2012年8月28日(八段語録1788)

旅立ち(3)


 北海道では、札幌に拠点を置いて、事業を始めました。ときに22歳になったのです。東区の北24条東10丁目に店を出しました。主に食品関係を扱っていました。青年実業家として、今度は逃げ出すわけにはいかず、昼も夜もなく働き詰めました。二年もすると軌道に乗ってきたのです。そして、自立できた私が、再び極真会館の門をたたいたのが23歳の時でした。
 その時、お世話になったのが高木道場の高木師範でした。本部道場とは違って、いじめられることも無く、怪我をさせられることも無く、稽古に本格的に邁進できたのでした。もちろん、事業をやっていたので、高木師範の懐刀の面でのサポートもできました。

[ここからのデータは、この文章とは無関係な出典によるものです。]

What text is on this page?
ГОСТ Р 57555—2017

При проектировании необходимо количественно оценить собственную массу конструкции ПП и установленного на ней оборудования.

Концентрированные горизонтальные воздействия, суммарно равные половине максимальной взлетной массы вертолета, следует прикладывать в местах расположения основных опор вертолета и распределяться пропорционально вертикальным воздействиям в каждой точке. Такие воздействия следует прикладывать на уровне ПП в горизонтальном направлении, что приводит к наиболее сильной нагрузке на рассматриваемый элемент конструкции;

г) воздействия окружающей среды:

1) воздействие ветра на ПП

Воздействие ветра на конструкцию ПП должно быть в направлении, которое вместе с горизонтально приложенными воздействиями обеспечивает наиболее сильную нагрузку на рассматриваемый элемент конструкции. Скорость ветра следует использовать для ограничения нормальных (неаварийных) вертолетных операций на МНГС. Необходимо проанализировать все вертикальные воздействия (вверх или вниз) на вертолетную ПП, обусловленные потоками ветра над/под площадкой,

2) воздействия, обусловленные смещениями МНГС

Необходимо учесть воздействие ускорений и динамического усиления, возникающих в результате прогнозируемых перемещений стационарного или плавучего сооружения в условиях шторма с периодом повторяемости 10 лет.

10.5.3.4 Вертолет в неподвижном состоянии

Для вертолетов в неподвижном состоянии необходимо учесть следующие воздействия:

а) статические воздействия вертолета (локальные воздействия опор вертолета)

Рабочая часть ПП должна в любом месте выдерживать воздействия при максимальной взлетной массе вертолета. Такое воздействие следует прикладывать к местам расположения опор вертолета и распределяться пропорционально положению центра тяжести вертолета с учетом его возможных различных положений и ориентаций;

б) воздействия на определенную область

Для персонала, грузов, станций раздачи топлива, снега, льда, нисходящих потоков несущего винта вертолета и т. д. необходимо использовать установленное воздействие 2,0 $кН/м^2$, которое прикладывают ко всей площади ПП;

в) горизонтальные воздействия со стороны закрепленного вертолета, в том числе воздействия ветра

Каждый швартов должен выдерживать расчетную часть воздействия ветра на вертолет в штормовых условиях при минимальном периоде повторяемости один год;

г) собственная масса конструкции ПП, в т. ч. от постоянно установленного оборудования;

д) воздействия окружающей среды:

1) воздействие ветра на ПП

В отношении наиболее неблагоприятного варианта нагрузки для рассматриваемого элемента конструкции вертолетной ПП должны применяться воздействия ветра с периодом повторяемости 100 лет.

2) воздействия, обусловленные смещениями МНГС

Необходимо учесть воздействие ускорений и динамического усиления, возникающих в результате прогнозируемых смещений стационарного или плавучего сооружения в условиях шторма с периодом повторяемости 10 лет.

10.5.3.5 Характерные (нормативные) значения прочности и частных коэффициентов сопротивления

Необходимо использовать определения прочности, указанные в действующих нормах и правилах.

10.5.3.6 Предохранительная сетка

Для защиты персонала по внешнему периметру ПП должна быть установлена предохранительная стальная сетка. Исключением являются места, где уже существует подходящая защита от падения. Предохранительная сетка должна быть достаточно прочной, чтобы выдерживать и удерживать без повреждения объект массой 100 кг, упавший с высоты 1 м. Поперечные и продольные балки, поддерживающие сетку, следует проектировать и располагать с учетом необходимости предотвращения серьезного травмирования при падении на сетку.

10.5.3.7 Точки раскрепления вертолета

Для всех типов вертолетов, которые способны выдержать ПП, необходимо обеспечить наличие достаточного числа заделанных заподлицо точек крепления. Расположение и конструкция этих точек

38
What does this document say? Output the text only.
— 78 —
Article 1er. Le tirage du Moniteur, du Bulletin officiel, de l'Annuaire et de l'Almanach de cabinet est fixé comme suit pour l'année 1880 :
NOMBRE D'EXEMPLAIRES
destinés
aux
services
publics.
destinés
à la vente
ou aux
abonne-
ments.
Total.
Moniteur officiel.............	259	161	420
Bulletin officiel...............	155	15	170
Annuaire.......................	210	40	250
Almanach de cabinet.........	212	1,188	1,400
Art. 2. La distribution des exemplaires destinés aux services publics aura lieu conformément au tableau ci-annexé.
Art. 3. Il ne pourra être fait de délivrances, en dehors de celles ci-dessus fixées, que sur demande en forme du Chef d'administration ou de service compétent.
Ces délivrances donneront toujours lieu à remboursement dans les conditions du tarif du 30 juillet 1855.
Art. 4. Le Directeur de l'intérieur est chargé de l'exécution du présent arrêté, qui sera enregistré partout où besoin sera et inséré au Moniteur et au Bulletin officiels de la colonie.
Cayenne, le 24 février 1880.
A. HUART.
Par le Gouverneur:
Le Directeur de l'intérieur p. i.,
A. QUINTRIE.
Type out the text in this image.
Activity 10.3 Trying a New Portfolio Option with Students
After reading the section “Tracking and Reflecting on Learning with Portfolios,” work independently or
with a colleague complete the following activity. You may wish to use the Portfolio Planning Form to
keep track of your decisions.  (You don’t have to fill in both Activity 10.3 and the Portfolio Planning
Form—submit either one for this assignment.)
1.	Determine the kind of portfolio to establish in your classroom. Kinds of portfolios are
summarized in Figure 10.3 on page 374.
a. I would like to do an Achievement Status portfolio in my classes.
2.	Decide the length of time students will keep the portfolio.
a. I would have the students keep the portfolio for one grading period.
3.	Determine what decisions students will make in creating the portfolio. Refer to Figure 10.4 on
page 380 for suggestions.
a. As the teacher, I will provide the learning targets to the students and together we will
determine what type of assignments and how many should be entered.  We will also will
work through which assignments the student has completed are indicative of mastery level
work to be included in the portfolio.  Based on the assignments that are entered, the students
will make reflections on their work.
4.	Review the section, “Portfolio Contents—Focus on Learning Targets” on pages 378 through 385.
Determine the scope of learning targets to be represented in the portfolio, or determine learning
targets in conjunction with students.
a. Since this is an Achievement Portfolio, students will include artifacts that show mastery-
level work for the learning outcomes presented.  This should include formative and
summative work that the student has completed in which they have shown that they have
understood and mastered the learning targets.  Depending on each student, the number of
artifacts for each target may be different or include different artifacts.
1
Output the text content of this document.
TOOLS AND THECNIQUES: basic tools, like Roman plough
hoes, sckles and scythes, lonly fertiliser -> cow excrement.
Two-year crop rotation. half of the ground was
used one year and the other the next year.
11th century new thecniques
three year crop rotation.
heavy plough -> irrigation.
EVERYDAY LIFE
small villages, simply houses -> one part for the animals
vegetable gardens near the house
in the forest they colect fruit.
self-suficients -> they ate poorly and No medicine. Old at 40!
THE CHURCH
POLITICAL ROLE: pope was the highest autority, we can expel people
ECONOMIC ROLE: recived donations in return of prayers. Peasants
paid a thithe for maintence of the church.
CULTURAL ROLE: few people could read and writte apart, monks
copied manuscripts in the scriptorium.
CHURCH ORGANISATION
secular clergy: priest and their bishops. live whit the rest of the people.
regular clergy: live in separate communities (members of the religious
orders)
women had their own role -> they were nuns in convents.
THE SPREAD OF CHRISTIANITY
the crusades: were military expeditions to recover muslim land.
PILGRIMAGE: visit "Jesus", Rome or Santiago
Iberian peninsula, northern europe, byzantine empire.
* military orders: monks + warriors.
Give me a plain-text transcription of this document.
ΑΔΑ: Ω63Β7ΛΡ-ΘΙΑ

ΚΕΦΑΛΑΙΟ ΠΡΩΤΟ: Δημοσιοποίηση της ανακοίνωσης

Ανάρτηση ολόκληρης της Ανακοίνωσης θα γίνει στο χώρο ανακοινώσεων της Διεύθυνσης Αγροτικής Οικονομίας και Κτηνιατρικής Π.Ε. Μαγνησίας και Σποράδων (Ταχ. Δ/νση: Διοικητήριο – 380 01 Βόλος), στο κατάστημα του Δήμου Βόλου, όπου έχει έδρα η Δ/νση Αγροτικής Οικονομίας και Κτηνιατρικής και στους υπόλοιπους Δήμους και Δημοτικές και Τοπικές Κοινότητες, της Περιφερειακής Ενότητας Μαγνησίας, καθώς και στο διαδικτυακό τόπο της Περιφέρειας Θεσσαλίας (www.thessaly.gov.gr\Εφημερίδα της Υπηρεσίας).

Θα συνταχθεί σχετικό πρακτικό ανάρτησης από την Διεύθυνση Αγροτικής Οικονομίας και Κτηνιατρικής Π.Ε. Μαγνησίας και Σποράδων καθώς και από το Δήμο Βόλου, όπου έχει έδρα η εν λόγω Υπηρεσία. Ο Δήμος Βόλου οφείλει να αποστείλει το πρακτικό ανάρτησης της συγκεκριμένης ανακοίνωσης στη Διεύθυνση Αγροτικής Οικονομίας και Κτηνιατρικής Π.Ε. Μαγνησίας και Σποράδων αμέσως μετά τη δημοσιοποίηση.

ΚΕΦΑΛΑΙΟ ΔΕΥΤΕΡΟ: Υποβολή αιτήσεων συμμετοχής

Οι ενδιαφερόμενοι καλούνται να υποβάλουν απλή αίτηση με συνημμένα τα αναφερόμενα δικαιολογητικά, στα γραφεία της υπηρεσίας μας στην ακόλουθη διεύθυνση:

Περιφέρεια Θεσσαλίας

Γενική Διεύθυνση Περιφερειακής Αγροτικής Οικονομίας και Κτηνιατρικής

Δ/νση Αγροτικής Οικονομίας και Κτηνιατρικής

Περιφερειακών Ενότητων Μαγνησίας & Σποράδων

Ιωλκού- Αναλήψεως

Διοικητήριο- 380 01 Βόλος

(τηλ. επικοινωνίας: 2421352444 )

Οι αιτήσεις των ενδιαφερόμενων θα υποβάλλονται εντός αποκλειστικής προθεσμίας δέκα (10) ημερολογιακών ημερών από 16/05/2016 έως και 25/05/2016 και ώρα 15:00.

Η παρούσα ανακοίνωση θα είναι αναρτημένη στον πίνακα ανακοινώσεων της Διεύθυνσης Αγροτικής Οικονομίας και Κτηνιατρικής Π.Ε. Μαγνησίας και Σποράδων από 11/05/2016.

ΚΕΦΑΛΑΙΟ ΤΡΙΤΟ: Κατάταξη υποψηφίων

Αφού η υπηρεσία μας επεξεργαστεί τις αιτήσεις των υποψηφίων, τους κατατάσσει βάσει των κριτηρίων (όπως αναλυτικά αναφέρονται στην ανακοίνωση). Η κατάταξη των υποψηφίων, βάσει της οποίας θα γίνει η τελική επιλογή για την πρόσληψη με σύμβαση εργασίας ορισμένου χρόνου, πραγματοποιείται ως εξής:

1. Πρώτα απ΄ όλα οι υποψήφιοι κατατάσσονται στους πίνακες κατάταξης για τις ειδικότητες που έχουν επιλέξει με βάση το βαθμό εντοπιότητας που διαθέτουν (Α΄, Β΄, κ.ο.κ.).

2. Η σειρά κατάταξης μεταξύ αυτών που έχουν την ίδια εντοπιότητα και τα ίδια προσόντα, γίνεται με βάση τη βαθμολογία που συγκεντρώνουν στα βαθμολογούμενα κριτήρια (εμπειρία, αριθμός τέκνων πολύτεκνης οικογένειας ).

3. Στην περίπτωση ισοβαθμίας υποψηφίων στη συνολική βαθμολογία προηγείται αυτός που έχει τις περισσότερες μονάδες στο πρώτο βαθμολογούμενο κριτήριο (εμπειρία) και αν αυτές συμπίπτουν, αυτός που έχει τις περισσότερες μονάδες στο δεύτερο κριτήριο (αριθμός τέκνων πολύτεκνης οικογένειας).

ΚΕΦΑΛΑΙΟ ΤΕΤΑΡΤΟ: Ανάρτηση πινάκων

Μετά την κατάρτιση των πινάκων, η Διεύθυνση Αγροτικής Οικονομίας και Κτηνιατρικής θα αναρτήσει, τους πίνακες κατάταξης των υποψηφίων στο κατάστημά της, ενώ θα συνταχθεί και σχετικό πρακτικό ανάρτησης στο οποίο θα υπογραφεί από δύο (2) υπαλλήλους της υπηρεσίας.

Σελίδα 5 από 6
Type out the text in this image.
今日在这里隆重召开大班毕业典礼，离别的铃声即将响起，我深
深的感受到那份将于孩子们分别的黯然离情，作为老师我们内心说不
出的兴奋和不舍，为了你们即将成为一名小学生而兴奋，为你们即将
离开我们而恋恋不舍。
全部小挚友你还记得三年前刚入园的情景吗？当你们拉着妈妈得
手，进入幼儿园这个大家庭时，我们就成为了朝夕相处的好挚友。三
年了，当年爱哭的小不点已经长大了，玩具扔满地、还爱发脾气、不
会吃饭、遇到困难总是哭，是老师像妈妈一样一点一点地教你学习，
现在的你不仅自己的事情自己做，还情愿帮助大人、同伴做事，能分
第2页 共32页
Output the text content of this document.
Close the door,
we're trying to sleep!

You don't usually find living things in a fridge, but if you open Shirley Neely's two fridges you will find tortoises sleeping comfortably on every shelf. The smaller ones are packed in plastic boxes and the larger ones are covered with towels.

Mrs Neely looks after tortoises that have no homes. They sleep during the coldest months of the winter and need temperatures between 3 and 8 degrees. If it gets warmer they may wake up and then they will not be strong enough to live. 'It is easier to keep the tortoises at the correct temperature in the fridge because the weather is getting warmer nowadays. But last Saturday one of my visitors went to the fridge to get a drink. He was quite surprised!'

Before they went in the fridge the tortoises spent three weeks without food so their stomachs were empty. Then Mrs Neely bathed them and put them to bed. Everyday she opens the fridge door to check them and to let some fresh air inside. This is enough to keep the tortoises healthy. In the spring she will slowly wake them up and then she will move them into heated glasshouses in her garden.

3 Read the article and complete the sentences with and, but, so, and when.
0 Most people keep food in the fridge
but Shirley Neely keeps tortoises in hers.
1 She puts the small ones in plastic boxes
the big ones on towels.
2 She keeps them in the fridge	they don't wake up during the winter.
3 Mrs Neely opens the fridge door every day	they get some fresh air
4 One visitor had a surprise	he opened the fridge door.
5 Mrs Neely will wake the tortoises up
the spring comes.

 事業は、良き社員に恵まれて、順調に業績が伸びていきました。そのころは、クラウンに乗ったりして、結構贅沢ができました。それでも稽古は休まずにしていました。本格的に体を作っていった時代ということになります。
 18歳から、旅に出たりして、修行をしたのですが、札幌で一挙に、花が咲いて実りが生まれたようでした。そこで初めて家に帰ったのですが、親父は嬉しそうでした。社長の名刺を見せ、事業規模が大きくなったということを報告しました。そのような中で、東京研修のときに、出会ったのが、妻の千順さんということなのです。広島の田舎の出身で、可愛らしさと、たくましさを感じたのでした。
 自分の伴侶に選択した人は、会社で自分を支えてくれた人ではなく、初めて出会った人であったのです。これも、背後で親父が願っていたのかもしれないと思えてならなかったのです。もちろん、自分の原則がありました。曲げるわけにはいかないのです。七年間で、独立できるような人間になりましたが、妻子を養うような度量もなければ、人格もないということで、人格の修行のために、事業の傍ら、より空手道に専念するようになったのでした。
 妻の千順さんとの出会いまでの、七年間を振り返ってみても、親父の影響のもとに自分の生活があったのであると思えるのです。生きて背後で操られるように自分の人生を開いたのだと今分かったような気がするのです。そのような伴侶を持つに至る歩みを振り返ったのでした。